Fund Drive Nets $600

NO WRITER ATTRIBUTED

Legal wheels began turning yesterday in the drive to free John W. Perdew '64 and four other civil rights workers imprisoned in Americus, Ga., since Aug. 3.

Judge Elbert Tuttle of Atlanta, chief judge of the 5th U.S. Circuit Court of Appeals, filed an order in Macon setting up a special three-judge panel to hear a suit seeking the release of the defendants. The suit charges that the defendants are being held illegally as a result of a "conspiracy" by state and local officials to halt the desegregation campaign in Americus.

If the three-judge panel denies the suit it could be appealed directly to the U.S. Supreme Court.

Perdew and three other workers for the Student Non-violent Coordinating Committee, Zev Aelony, Don Harris, and Ralph Allen are being held without bail for inciting to insurrection, a charge carrying a maximum penalty of death and a minimum of five years' imprisonment. The fifth SNCC worker, Thomas McDaniel, is charged with unlawful assembly and assaulting an officer.

Lawyers for the defendants filed the conspiracy suit with District Judge J. Robert Eilliott of Albany, Ga., Friday, and asked that the suit be heard by the special three-man panel.
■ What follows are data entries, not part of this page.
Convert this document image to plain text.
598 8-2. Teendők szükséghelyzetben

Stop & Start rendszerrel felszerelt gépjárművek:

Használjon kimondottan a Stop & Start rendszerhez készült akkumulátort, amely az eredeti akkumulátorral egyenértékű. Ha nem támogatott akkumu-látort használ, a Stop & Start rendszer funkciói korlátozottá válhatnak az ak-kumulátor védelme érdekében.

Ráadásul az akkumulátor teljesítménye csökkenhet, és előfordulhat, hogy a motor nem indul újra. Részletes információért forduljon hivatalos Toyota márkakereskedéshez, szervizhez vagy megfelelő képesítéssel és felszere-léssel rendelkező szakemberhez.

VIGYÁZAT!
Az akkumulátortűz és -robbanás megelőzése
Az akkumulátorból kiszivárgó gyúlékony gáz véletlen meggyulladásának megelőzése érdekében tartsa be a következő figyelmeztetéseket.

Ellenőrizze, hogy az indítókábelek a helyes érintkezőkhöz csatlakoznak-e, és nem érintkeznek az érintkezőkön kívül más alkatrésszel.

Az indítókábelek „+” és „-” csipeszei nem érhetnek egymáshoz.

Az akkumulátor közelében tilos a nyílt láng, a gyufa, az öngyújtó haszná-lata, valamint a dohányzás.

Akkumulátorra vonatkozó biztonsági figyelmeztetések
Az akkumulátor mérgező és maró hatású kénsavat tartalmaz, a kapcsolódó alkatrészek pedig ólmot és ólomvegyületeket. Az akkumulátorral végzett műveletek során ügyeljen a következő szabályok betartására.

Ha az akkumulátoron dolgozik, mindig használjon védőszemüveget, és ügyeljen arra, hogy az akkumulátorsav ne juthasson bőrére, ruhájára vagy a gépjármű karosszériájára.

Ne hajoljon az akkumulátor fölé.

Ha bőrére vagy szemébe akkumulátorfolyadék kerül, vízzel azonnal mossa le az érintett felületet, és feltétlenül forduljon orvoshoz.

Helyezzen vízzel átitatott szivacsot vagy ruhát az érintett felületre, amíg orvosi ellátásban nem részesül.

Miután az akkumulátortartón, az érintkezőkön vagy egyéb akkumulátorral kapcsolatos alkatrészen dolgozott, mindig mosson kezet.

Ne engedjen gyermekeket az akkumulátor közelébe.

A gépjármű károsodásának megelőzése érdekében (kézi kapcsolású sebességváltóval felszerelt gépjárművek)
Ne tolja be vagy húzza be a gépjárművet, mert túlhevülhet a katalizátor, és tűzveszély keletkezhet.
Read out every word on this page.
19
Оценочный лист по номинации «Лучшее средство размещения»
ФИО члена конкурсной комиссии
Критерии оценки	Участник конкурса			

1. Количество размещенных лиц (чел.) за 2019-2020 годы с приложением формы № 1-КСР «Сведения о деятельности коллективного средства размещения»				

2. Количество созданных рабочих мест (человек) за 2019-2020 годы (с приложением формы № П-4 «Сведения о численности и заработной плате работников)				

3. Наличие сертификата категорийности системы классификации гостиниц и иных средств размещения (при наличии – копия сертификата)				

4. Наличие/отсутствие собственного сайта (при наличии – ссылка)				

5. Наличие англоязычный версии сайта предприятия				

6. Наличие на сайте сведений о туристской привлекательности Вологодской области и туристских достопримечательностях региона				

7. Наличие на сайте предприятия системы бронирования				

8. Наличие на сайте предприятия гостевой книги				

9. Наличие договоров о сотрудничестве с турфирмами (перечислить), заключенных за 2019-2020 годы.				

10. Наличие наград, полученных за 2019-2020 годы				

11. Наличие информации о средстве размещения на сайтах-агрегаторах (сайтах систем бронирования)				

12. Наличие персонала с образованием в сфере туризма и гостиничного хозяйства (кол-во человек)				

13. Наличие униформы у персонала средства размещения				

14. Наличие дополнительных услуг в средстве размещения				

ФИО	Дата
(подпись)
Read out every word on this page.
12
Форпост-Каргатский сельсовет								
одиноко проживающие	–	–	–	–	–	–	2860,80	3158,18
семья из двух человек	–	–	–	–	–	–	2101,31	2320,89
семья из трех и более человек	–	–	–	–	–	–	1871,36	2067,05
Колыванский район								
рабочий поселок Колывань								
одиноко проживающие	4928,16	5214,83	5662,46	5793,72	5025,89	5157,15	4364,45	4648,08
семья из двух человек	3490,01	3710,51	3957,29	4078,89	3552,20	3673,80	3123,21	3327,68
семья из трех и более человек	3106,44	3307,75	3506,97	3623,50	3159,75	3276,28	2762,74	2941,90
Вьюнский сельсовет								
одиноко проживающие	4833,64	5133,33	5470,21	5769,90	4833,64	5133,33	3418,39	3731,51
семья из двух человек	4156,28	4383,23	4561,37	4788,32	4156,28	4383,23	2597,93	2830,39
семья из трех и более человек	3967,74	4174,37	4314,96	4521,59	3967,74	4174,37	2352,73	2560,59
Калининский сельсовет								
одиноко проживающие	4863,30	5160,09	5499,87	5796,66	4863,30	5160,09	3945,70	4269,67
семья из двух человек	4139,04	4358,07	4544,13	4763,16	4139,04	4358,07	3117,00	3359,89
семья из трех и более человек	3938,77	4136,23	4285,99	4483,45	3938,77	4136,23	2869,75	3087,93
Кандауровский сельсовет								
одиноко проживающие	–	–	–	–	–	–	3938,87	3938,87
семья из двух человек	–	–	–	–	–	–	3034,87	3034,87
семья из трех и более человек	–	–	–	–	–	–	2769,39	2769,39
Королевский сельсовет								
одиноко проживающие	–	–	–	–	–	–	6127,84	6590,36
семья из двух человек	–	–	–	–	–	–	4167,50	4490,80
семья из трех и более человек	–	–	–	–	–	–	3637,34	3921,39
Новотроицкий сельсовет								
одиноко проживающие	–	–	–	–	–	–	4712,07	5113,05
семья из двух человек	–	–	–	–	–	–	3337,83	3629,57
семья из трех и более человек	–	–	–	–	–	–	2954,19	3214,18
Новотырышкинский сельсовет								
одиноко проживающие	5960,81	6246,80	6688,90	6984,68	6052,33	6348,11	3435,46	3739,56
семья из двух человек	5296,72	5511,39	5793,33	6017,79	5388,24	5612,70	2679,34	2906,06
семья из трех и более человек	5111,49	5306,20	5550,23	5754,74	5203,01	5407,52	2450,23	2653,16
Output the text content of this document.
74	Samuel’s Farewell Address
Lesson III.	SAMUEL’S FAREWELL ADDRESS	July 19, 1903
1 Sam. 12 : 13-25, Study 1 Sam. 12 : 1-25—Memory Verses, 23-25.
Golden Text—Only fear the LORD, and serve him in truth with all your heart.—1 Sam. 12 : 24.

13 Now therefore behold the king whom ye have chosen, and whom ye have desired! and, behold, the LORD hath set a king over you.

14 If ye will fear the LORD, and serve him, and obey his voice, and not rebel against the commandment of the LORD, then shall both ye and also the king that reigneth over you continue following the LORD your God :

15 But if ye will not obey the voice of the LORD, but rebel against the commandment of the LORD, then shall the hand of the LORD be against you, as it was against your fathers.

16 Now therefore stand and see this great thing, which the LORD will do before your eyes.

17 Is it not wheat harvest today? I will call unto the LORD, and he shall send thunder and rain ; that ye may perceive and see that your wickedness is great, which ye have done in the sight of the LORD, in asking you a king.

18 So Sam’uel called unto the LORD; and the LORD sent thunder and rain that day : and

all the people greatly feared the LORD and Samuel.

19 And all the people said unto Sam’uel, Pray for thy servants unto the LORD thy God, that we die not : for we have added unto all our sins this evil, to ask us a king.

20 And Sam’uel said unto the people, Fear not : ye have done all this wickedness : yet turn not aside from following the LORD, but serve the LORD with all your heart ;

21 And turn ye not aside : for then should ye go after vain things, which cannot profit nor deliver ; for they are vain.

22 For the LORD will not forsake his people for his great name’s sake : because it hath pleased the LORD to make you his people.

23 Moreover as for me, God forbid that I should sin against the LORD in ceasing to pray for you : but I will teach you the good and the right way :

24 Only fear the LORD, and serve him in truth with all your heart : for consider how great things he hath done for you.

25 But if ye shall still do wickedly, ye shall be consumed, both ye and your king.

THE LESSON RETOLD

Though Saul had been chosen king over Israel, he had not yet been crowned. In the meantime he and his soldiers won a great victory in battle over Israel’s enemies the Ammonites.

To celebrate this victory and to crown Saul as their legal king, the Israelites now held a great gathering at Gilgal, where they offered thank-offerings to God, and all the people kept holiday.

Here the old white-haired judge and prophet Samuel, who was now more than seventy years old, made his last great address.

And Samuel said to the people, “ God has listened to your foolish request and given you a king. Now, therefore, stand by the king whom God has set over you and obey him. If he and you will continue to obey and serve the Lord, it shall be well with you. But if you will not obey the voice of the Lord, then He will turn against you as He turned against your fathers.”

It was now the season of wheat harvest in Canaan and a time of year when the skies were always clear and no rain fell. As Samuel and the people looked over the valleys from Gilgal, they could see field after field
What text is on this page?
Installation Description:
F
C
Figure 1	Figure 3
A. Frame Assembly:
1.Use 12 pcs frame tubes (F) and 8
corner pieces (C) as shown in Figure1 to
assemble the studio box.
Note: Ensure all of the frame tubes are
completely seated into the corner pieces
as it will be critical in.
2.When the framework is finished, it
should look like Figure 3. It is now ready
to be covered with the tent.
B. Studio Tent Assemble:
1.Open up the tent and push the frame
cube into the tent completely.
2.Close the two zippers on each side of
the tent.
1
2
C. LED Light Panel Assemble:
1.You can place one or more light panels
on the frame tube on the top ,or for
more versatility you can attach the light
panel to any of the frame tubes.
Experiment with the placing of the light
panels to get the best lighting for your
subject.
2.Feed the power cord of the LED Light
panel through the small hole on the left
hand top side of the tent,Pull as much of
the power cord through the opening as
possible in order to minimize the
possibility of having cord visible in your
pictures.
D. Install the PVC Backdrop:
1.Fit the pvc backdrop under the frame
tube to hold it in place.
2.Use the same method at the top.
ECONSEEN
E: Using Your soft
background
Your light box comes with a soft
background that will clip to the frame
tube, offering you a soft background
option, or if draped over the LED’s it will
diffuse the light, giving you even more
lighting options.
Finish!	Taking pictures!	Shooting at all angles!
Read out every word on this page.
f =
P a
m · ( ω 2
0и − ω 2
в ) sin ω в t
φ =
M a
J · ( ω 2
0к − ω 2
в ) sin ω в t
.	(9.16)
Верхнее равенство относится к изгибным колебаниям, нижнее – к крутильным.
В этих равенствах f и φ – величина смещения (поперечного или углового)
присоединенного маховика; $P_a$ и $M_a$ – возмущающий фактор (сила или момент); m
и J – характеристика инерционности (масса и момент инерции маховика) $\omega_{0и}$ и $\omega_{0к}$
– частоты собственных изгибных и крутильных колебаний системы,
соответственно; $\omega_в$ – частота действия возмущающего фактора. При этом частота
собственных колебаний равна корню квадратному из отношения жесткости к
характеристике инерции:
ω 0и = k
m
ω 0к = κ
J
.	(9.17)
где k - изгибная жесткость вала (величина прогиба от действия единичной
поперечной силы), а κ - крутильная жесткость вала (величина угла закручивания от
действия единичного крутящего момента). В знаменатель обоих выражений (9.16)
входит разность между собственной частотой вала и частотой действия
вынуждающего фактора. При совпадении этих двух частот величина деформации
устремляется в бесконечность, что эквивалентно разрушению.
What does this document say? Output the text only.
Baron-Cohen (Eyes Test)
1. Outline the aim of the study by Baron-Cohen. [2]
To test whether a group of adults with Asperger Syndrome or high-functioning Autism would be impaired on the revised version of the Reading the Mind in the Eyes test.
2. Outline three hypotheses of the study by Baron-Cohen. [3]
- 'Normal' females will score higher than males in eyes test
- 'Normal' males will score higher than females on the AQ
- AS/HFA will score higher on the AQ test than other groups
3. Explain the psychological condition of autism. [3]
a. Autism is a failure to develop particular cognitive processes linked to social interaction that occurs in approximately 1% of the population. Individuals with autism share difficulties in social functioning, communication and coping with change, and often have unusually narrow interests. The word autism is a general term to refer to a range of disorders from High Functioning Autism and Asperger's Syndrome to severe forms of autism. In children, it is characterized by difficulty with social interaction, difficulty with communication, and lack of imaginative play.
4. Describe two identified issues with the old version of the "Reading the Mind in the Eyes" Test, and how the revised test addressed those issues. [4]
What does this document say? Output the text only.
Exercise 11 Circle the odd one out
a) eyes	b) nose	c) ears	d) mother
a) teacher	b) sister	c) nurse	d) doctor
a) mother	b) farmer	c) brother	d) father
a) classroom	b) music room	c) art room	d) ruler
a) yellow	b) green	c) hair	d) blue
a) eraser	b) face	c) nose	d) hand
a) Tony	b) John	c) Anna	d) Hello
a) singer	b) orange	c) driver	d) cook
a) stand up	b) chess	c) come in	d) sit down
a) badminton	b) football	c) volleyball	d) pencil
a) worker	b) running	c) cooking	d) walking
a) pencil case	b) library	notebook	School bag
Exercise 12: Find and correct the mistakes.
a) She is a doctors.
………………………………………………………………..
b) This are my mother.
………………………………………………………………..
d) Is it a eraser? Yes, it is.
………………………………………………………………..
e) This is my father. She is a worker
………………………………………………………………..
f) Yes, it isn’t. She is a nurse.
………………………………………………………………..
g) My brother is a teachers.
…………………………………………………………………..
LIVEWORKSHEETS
In another development, the Kirkland House Committee reported last night that it has raised $600 of its $5000 target; the money will go for Perdew's defense. Along with the fund drive, an ad hoc committee under William R. Crout, teaching fellow in Gen Ed, is also mobilizing support for Title X of the House Judiciary Subcommittee civil rights bill to enable civil rights cases to be removed more readily from local to federal district courts.

Under present federal law, civil rights cases can be removed from local to federal district courts only with the consent of a district judge. Title X would amend this statute to allow appeals to higher federal courts; thus a Circuit Court of Appeals or the Supreme Court could overrule a denial for removal.

Members of the committee are urging students to write their Senators and Congressmen about Title X, and to join a delegation to Washington Monday and Tuesday to press for its enactment. The Committee will hold an open meeting at 8 p.m. tonight in Sever 19.